RAW-Gelände in Berlin: Räumungsdrohung gegen Cassiopeia und Co. eskaliert
Jolanta MeyerRAW-Gelände in Berlin: Räumungsdrohung gegen Cassiopeia und Co. eskaliert
Die Zukunft des Berliner RAW-Geländes, eines bedeutenden Kulturzentrums, steht auf dem Spiel. Der Club Cassiopeia und andere Einrichtungen könnten bereits nächste Woche mit Räumungen konfrontiert werden. Der Streit dreht sich um die Kurth-Gruppe, den Senat und den Bezirk – es geht um unterschiedliche Vorstellungen zur Bebauung des Areals.

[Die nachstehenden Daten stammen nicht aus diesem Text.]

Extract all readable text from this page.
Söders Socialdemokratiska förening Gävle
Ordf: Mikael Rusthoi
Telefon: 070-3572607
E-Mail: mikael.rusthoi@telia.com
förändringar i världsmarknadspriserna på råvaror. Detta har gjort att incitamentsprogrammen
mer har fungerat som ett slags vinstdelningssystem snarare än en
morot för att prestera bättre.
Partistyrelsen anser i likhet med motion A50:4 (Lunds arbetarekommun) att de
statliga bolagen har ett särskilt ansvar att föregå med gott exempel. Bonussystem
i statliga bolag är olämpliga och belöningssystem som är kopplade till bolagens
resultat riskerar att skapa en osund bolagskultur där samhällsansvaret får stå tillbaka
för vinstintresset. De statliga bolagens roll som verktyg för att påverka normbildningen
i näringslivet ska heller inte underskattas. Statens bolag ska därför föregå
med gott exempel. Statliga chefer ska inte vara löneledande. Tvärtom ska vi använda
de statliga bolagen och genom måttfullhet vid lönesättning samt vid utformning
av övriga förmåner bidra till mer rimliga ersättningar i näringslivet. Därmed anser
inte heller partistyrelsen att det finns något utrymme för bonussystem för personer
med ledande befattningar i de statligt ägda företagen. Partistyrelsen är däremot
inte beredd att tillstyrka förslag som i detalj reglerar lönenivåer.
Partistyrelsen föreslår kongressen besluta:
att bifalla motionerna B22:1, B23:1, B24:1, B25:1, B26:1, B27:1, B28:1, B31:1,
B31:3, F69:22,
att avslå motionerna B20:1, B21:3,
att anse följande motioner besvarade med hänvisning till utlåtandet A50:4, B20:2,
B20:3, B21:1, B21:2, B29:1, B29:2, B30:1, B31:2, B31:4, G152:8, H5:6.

Ursprünglich als Wartungsdepot für Reichsbahn-Züge genutzt, wurde das RAW-Gelände nach dem Fall der Berliner Mauer aufgegeben. Heute beherbergt es Konzertlocations, einen Biergarten, eine Skatehalle, eine Boulderhalle, Lagerhallen, einen Weihnachtsmarkt und einen Flohmarkt.
Im Januar beantragte die Kurth-Gruppe eine beschleunigte Baugenehmigung für Wohnungsneubauten. Mitte Mai legten Senat und Bezirk einen Rahmenvertrag vor, den die Gruppe jedoch ablehnte. Im Mittelpunkt des Konflikts steht die Frage, wie viele Wohnungen gebaut werden sollen und welche historischen Hallen erhalten bleiben müssen.
Die Proteste haben bereits begonnen. Dutzende versammelten sich unter dem Motto „RAW für alle – Cassiopeia & Co. müssen bleiben“ am Kurfürstendamm. Mieter, darunter der Club Cassiopeia, erhielten nun Aufforderungen, Teile des Geländes zu räumen – teilweise mit nur kurzer Vorlaufzeit. Räumungsbescheide wurden erlassen, der Club Cassiopeia könnte innerhalb weniger Tage schließen müssen. Der Streit um Bebauung und Denkmalschutz geht weiter. Ohne eine Lösung droht weiteren Einrichtungen dasselbe Schicksal.